Un'emozione più forte di quando vincevo io

D opo la prima vittoria in coppa di Federica, in tantissimi mi hanno chiesto cos'ho provato e io non ho fatto che rispondere a tutti «tanta gioia, per lei». Perché cos'altro può desiderare una madre se non la felicità dei figli? Ma ora che sono davanti al computer e mi rifaccio la domanda, rispondo diversamente. Quel che ho provato è stato un senso di liberazione, perché era da anni che Fede inseguiva la vittoria, sfiorata tante volte, ma sempre sfuggita. Sembrava non ce la dovesse fare mai, era spesso fra le migliori, sì, ma anche nelle sue giornate di grazia ce n'era sempre almeno una più brava di lei. E allora i dubbi crescevano, come la paura di non essere in grado di raggiungere la vittoria.

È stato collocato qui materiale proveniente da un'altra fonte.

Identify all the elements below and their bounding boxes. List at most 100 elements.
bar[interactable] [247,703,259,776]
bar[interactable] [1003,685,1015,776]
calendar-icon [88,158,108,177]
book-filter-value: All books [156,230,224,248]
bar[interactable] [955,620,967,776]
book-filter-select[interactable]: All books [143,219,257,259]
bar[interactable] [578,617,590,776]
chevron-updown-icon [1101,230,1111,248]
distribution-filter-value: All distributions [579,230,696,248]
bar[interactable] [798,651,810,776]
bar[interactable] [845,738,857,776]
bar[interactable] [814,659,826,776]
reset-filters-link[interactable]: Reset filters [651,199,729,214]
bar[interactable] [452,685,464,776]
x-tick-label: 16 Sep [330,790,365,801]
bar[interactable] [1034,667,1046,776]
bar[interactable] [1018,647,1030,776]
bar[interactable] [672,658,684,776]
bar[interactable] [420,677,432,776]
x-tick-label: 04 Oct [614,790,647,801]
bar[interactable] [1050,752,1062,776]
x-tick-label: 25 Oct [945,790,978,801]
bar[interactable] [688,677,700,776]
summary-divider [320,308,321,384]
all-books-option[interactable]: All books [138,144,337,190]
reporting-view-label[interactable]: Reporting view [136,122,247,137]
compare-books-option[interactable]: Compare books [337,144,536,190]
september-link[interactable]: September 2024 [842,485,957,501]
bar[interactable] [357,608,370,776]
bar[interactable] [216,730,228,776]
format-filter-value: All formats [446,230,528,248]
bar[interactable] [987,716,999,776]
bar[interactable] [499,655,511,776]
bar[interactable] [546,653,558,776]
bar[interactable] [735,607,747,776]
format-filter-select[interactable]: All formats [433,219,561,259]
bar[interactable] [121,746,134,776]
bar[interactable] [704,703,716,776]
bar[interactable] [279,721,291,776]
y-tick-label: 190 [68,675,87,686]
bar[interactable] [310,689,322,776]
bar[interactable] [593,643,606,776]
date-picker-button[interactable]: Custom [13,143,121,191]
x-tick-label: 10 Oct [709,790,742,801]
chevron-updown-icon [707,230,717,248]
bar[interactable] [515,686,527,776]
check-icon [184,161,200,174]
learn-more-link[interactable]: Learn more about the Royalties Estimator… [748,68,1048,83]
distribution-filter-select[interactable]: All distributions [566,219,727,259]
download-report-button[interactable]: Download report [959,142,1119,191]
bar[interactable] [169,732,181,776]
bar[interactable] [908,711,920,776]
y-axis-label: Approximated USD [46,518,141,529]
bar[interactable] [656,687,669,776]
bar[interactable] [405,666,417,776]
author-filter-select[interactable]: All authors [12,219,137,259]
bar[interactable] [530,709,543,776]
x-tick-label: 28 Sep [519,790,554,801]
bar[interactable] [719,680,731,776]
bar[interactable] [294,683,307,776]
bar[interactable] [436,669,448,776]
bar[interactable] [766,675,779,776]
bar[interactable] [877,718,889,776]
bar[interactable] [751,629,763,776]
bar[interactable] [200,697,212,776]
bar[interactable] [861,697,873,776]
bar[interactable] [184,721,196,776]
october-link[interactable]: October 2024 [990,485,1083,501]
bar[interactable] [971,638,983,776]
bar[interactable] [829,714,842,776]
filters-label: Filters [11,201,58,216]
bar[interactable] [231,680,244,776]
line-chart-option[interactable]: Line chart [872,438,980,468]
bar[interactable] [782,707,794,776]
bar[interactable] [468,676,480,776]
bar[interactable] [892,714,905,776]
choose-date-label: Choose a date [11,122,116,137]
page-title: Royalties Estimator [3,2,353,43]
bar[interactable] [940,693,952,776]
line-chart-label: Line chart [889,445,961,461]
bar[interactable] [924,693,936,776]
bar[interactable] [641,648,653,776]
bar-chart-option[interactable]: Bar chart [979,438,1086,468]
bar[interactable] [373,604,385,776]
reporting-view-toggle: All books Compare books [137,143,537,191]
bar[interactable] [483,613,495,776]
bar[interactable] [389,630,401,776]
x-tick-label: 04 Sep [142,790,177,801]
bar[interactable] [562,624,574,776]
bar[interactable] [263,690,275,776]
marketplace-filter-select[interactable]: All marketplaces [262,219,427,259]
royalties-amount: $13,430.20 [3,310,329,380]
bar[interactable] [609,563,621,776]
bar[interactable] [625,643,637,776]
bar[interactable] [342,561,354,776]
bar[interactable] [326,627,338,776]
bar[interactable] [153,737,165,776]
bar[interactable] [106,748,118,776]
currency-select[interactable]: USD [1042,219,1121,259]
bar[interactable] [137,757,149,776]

Ieri, durante la seconda manche, quando ho sentito quel momento così vicino, ero talmente tesa che guardavo e non vedevo, solo le urla dei tifosi mi dicevano come stava andando, la luce verde sul grande schermo mi dava conforto, ma lei, che volava coi suoi sci sul ghiaccio, era solo un'ombra sfumata fra le lacrime. Poi è finita. Aveva vinto davvero. E ora le dico grazie per l'emozione che mi ha dato, nettamente superiore a quella provata quando a vincere ero stata io.